Amidst all this, we are also suddenly confronted with many hardships we never expected to face at this point in our life. Besides financial survival, increased domestic burdens and perhaps single parenting, additional challenges less apparent to others but all too real and terrifying to us. We must now find it within ourselves: To create a new identity. To redefine our role in life. To establish a new connection to the world. To build a new network of social relationships. To discover a new sense of purpose. To formulate a new set of goals. To decide on a new direction for our future.

And we must accomplish these without dishonoring our former life, but while suppressing bittersweet memories of that life, so that they not hold us back. Memories of happier times mostly, but also those of our spouse?s death, either sudden and shocking or after prolonged illness. We must further endure the feelings of guilt and disloyalty that follow us as we attempt to forget and move forward, but with our heartstrings tied so tightly to the past.

And all these tasks must be taken on at the lowest possible point of our life in the worst state imaginable. When we are the weakest, most vulnerable, most insecure, most isolated, most heartbroken and most emotionally exhausted we have ever been. Without that one person we long ago became accustomed to relying on to help get us through life's greatest challenges. The one who, just by being there, would have provided us emotional comfort and moral support to draw upon, as well as the strength and confidence we need to complete those tasks and so much more. But now we face all this alone.

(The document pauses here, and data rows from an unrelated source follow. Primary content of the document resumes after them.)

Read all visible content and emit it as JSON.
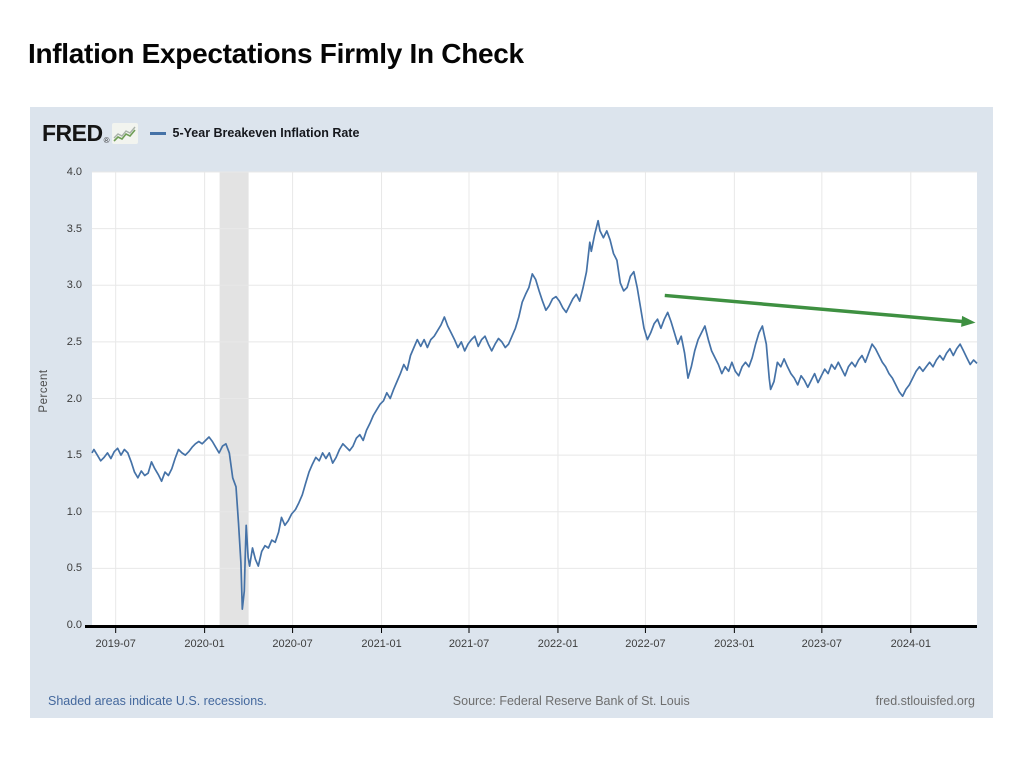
{
  "slide": {
    "title": "Inflation Expectations Firmly In Check"
  },
  "chart": {
    "brand": "FRED",
    "brand_mark": "®",
    "legend_label": "5-Year Breakeven Inflation Rate",
    "y_axis_label": "Percent",
    "footer": {
      "left": "Shaded areas indicate U.S. recessions.",
      "center": "Source: Federal Reserve Bank of St. Louis",
      "right": "fred.stlouisfed.org"
    },
    "colors": {
      "card_bg": "#dce4ed",
      "plot_bg": "#ffffff",
      "grid": "#e8e8e8",
      "recession_band": "#e3e3e3",
      "line": "#4572a7",
      "axis": "#000000",
      "arrow": "#3e9041",
      "link": "#44689d",
      "source_text": "#6e6e6e"
    }
  },
  "chart_data": {
    "type": "line",
    "title": "5-Year Breakeven Inflation Rate",
    "xlabel": "",
    "ylabel": "Percent",
    "ylim": [
      0.0,
      4.0
    ],
    "y_tick_step": 0.5,
    "grid": true,
    "legend_position": "top-left",
    "x_domain": [
      "2019-05-13",
      "2024-05-17"
    ],
    "x_ticks": [
      "2019-07",
      "2020-01",
      "2020-07",
      "2021-01",
      "2021-07",
      "2022-01",
      "2022-07",
      "2023-01",
      "2023-07",
      "2024-01"
    ],
    "recession_band": {
      "from": "2020-02-01",
      "to": "2020-04-01"
    },
    "annotation_arrow": {
      "from": [
        "2022-08-10",
        2.91
      ],
      "to": [
        "2024-05-14",
        2.67
      ]
    },
    "series": [
      {
        "name": "5-Year Breakeven Inflation Rate",
        "points": [
          [
            "2019-05-13",
            1.52
          ],
          [
            "2019-05-17",
            1.55
          ],
          [
            "2019-05-24",
            1.5
          ],
          [
            "2019-05-31",
            1.45
          ],
          [
            "2019-06-07",
            1.48
          ],
          [
            "2019-06-14",
            1.52
          ],
          [
            "2019-06-21",
            1.47
          ],
          [
            "2019-06-28",
            1.53
          ],
          [
            "2019-07-05",
            1.56
          ],
          [
            "2019-07-12",
            1.5
          ],
          [
            "2019-07-19",
            1.55
          ],
          [
            "2019-07-26",
            1.52
          ],
          [
            "2019-08-02",
            1.44
          ],
          [
            "2019-08-09",
            1.35
          ],
          [
            "2019-08-16",
            1.3
          ],
          [
            "2019-08-23",
            1.36
          ],
          [
            "2019-08-30",
            1.32
          ],
          [
            "2019-09-06",
            1.34
          ],
          [
            "2019-09-13",
            1.44
          ],
          [
            "2019-09-20",
            1.38
          ],
          [
            "2019-09-27",
            1.33
          ],
          [
            "2019-10-04",
            1.27
          ],
          [
            "2019-10-11",
            1.35
          ],
          [
            "2019-10-18",
            1.32
          ],
          [
            "2019-10-25",
            1.38
          ],
          [
            "2019-11-01",
            1.47
          ],
          [
            "2019-11-08",
            1.55
          ],
          [
            "2019-11-15",
            1.52
          ],
          [
            "2019-11-22",
            1.5
          ],
          [
            "2019-11-29",
            1.53
          ],
          [
            "2019-12-06",
            1.57
          ],
          [
            "2019-12-13",
            1.6
          ],
          [
            "2019-12-20",
            1.62
          ],
          [
            "2019-12-27",
            1.6
          ],
          [
            "2020-01-03",
            1.63
          ],
          [
            "2020-01-10",
            1.66
          ],
          [
            "2020-01-17",
            1.62
          ],
          [
            "2020-01-24",
            1.57
          ],
          [
            "2020-01-31",
            1.52
          ],
          [
            "2020-02-07",
            1.58
          ],
          [
            "2020-02-14",
            1.6
          ],
          [
            "2020-02-21",
            1.52
          ],
          [
            "2020-02-28",
            1.3
          ],
          [
            "2020-03-06",
            1.22
          ],
          [
            "2020-03-11",
            0.9
          ],
          [
            "2020-03-16",
            0.55
          ],
          [
            "2020-03-19",
            0.14
          ],
          [
            "2020-03-23",
            0.3
          ],
          [
            "2020-03-25",
            0.6
          ],
          [
            "2020-03-27",
            0.88
          ],
          [
            "2020-03-31",
            0.6
          ],
          [
            "2020-04-03",
            0.52
          ],
          [
            "2020-04-09",
            0.68
          ],
          [
            "2020-04-15",
            0.58
          ],
          [
            "2020-04-21",
            0.52
          ],
          [
            "2020-04-28",
            0.65
          ],
          [
            "2020-05-05",
            0.7
          ],
          [
            "2020-05-12",
            0.68
          ],
          [
            "2020-05-19",
            0.75
          ],
          [
            "2020-05-26",
            0.73
          ],
          [
            "2020-06-02",
            0.82
          ],
          [
            "2020-06-08",
            0.95
          ],
          [
            "2020-06-15",
            0.88
          ],
          [
            "2020-06-22",
            0.92
          ],
          [
            "2020-06-29",
            0.98
          ],
          [
            "2020-07-07",
            1.02
          ],
          [
            "2020-07-14",
            1.08
          ],
          [
            "2020-07-21",
            1.15
          ],
          [
            "2020-07-28",
            1.25
          ],
          [
            "2020-08-04",
            1.35
          ],
          [
            "2020-08-11",
            1.42
          ],
          [
            "2020-08-18",
            1.48
          ],
          [
            "2020-08-25",
            1.45
          ],
          [
            "2020-09-01",
            1.52
          ],
          [
            "2020-09-08",
            1.47
          ],
          [
            "2020-09-15",
            1.52
          ],
          [
            "2020-09-22",
            1.43
          ],
          [
            "2020-09-29",
            1.48
          ],
          [
            "2020-10-06",
            1.55
          ],
          [
            "2020-10-13",
            1.6
          ],
          [
            "2020-10-20",
            1.57
          ],
          [
            "2020-10-27",
            1.54
          ],
          [
            "2020-11-03",
            1.58
          ],
          [
            "2020-11-10",
            1.65
          ],
          [
            "2020-11-17",
            1.68
          ],
          [
            "2020-11-24",
            1.63
          ],
          [
            "2020-12-01",
            1.72
          ],
          [
            "2020-12-08",
            1.78
          ],
          [
            "2020-12-15",
            1.85
          ],
          [
            "2020-12-22",
            1.9
          ],
          [
            "2020-12-29",
            1.95
          ],
          [
            "2021-01-05",
            1.98
          ],
          [
            "2021-01-12",
            2.05
          ],
          [
            "2021-01-19",
            2.0
          ],
          [
            "2021-01-26",
            2.08
          ],
          [
            "2021-02-02",
            2.15
          ],
          [
            "2021-02-09",
            2.22
          ],
          [
            "2021-02-16",
            2.3
          ],
          [
            "2021-02-23",
            2.25
          ],
          [
            "2021-03-02",
            2.38
          ],
          [
            "2021-03-09",
            2.45
          ],
          [
            "2021-03-16",
            2.52
          ],
          [
            "2021-03-23",
            2.46
          ],
          [
            "2021-03-30",
            2.52
          ],
          [
            "2021-04-06",
            2.45
          ],
          [
            "2021-04-13",
            2.52
          ],
          [
            "2021-04-20",
            2.55
          ],
          [
            "2021-04-27",
            2.6
          ],
          [
            "2021-05-04",
            2.65
          ],
          [
            "2021-05-11",
            2.72
          ],
          [
            "2021-05-18",
            2.64
          ],
          [
            "2021-05-25",
            2.58
          ],
          [
            "2021-06-01",
            2.52
          ],
          [
            "2021-06-08",
            2.45
          ],
          [
            "2021-06-15",
            2.5
          ],
          [
            "2021-06-22",
            2.42
          ],
          [
            "2021-06-29",
            2.48
          ],
          [
            "2021-07-06",
            2.52
          ],
          [
            "2021-07-13",
            2.55
          ],
          [
            "2021-07-20",
            2.46
          ],
          [
            "2021-07-27",
            2.52
          ],
          [
            "2021-08-03",
            2.55
          ],
          [
            "2021-08-10",
            2.48
          ],
          [
            "2021-08-17",
            2.42
          ],
          [
            "2021-08-24",
            2.48
          ],
          [
            "2021-08-31",
            2.53
          ],
          [
            "2021-09-07",
            2.5
          ],
          [
            "2021-09-14",
            2.45
          ],
          [
            "2021-09-21",
            2.48
          ],
          [
            "2021-09-28",
            2.55
          ],
          [
            "2021-10-05",
            2.62
          ],
          [
            "2021-10-12",
            2.72
          ],
          [
            "2021-10-19",
            2.85
          ],
          [
            "2021-10-26",
            2.92
          ],
          [
            "2021-11-02",
            2.98
          ],
          [
            "2021-11-09",
            3.1
          ],
          [
            "2021-11-16",
            3.05
          ],
          [
            "2021-11-23",
            2.95
          ],
          [
            "2021-11-30",
            2.86
          ],
          [
            "2021-12-07",
            2.78
          ],
          [
            "2021-12-14",
            2.82
          ],
          [
            "2021-12-21",
            2.88
          ],
          [
            "2021-12-28",
            2.9
          ],
          [
            "2022-01-04",
            2.86
          ],
          [
            "2022-01-11",
            2.8
          ],
          [
            "2022-01-18",
            2.76
          ],
          [
            "2022-01-25",
            2.82
          ],
          [
            "2022-02-01",
            2.88
          ],
          [
            "2022-02-08",
            2.92
          ],
          [
            "2022-02-15",
            2.86
          ],
          [
            "2022-02-22",
            2.98
          ],
          [
            "2022-03-01",
            3.12
          ],
          [
            "2022-03-08",
            3.38
          ],
          [
            "2022-03-11",
            3.3
          ],
          [
            "2022-03-18",
            3.45
          ],
          [
            "2022-03-25",
            3.57
          ],
          [
            "2022-03-29",
            3.48
          ],
          [
            "2022-04-05",
            3.42
          ],
          [
            "2022-04-12",
            3.48
          ],
          [
            "2022-04-19",
            3.4
          ],
          [
            "2022-04-26",
            3.28
          ],
          [
            "2022-05-03",
            3.22
          ],
          [
            "2022-05-10",
            3.02
          ],
          [
            "2022-05-17",
            2.95
          ],
          [
            "2022-05-24",
            2.98
          ],
          [
            "2022-05-31",
            3.08
          ],
          [
            "2022-06-07",
            3.12
          ],
          [
            "2022-06-14",
            2.98
          ],
          [
            "2022-06-21",
            2.8
          ],
          [
            "2022-06-28",
            2.62
          ],
          [
            "2022-07-05",
            2.52
          ],
          [
            "2022-07-12",
            2.58
          ],
          [
            "2022-07-19",
            2.66
          ],
          [
            "2022-07-26",
            2.7
          ],
          [
            "2022-08-02",
            2.62
          ],
          [
            "2022-08-09",
            2.7
          ],
          [
            "2022-08-16",
            2.76
          ],
          [
            "2022-08-23",
            2.68
          ],
          [
            "2022-08-30",
            2.58
          ],
          [
            "2022-09-06",
            2.48
          ],
          [
            "2022-09-13",
            2.55
          ],
          [
            "2022-09-20",
            2.4
          ],
          [
            "2022-09-27",
            2.18
          ],
          [
            "2022-10-04",
            2.28
          ],
          [
            "2022-10-11",
            2.42
          ],
          [
            "2022-10-18",
            2.52
          ],
          [
            "2022-10-25",
            2.58
          ],
          [
            "2022-11-01",
            2.64
          ],
          [
            "2022-11-08",
            2.52
          ],
          [
            "2022-11-15",
            2.42
          ],
          [
            "2022-11-22",
            2.36
          ],
          [
            "2022-11-29",
            2.3
          ],
          [
            "2022-12-06",
            2.22
          ],
          [
            "2022-12-13",
            2.28
          ],
          [
            "2022-12-20",
            2.24
          ],
          [
            "2022-12-27",
            2.32
          ],
          [
            "2023-01-03",
            2.24
          ],
          [
            "2023-01-10",
            2.2
          ],
          [
            "2023-01-17",
            2.28
          ],
          [
            "2023-01-24",
            2.32
          ],
          [
            "2023-01-31",
            2.28
          ],
          [
            "2023-02-07",
            2.36
          ],
          [
            "2023-02-14",
            2.48
          ],
          [
            "2023-02-21",
            2.58
          ],
          [
            "2023-02-28",
            2.64
          ],
          [
            "2023-03-03",
            2.58
          ],
          [
            "2023-03-08",
            2.48
          ],
          [
            "2023-03-14",
            2.18
          ],
          [
            "2023-03-17",
            2.08
          ],
          [
            "2023-03-24",
            2.15
          ],
          [
            "2023-03-31",
            2.32
          ],
          [
            "2023-04-07",
            2.28
          ],
          [
            "2023-04-14",
            2.35
          ],
          [
            "2023-04-21",
            2.28
          ],
          [
            "2023-04-28",
            2.22
          ],
          [
            "2023-05-05",
            2.18
          ],
          [
            "2023-05-12",
            2.12
          ],
          [
            "2023-05-19",
            2.2
          ],
          [
            "2023-05-26",
            2.16
          ],
          [
            "2023-06-02",
            2.1
          ],
          [
            "2023-06-09",
            2.16
          ],
          [
            "2023-06-16",
            2.22
          ],
          [
            "2023-06-23",
            2.14
          ],
          [
            "2023-06-30",
            2.2
          ],
          [
            "2023-07-07",
            2.26
          ],
          [
            "2023-07-14",
            2.22
          ],
          [
            "2023-07-21",
            2.3
          ],
          [
            "2023-07-28",
            2.26
          ],
          [
            "2023-08-04",
            2.32
          ],
          [
            "2023-08-11",
            2.26
          ],
          [
            "2023-08-18",
            2.2
          ],
          [
            "2023-08-25",
            2.28
          ],
          [
            "2023-09-01",
            2.32
          ],
          [
            "2023-09-08",
            2.28
          ],
          [
            "2023-09-15",
            2.34
          ],
          [
            "2023-09-22",
            2.38
          ],
          [
            "2023-09-29",
            2.32
          ],
          [
            "2023-10-06",
            2.4
          ],
          [
            "2023-10-13",
            2.48
          ],
          [
            "2023-10-20",
            2.44
          ],
          [
            "2023-10-27",
            2.38
          ],
          [
            "2023-11-03",
            2.32
          ],
          [
            "2023-11-10",
            2.28
          ],
          [
            "2023-11-17",
            2.22
          ],
          [
            "2023-11-24",
            2.18
          ],
          [
            "2023-12-01",
            2.12
          ],
          [
            "2023-12-08",
            2.06
          ],
          [
            "2023-12-15",
            2.02
          ],
          [
            "2023-12-22",
            2.08
          ],
          [
            "2023-12-29",
            2.12
          ],
          [
            "2024-01-05",
            2.18
          ],
          [
            "2024-01-12",
            2.24
          ],
          [
            "2024-01-19",
            2.28
          ],
          [
            "2024-01-26",
            2.24
          ],
          [
            "2024-02-02",
            2.28
          ],
          [
            "2024-02-09",
            2.32
          ],
          [
            "2024-02-16",
            2.28
          ],
          [
            "2024-02-23",
            2.34
          ],
          [
            "2024-03-01",
            2.38
          ],
          [
            "2024-03-08",
            2.34
          ],
          [
            "2024-03-15",
            2.4
          ],
          [
            "2024-03-22",
            2.44
          ],
          [
            "2024-03-29",
            2.38
          ],
          [
            "2024-04-05",
            2.44
          ],
          [
            "2024-04-12",
            2.48
          ],
          [
            "2024-04-19",
            2.42
          ],
          [
            "2024-04-26",
            2.36
          ],
          [
            "2024-05-03",
            2.3
          ],
          [
            "2024-05-10",
            2.34
          ],
          [
            "2024-05-17",
            2.31
          ]
        ]
      }
    ]
  }
}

Profound indeed is the death of our spouse. Unique and devastating. For nearly all of us, much more catastrophic to our life than the loss of any other. And truly comparable, many of us widows and widowers often feel, to one other death only. Ours.

WifeLess:
Thank you for reposting my "Unique and Devastating Loss" essay. I hope it will be of help to any new widow or widower who finds their way here.

--- WifeLess

BrokenHeart2:
Your essay resonated so well with me especially in my early days when I thought nobody understood or got it. When I read this I thought yes this....

widowat33:
So happy to see this here..I posted once about how they were more than just our spouse, and you directed me to this thread. Beautifully written and so true!

Gabzmom:
I would like to bookmark this thread or save to a favorite.  Is there a way to do that on this board?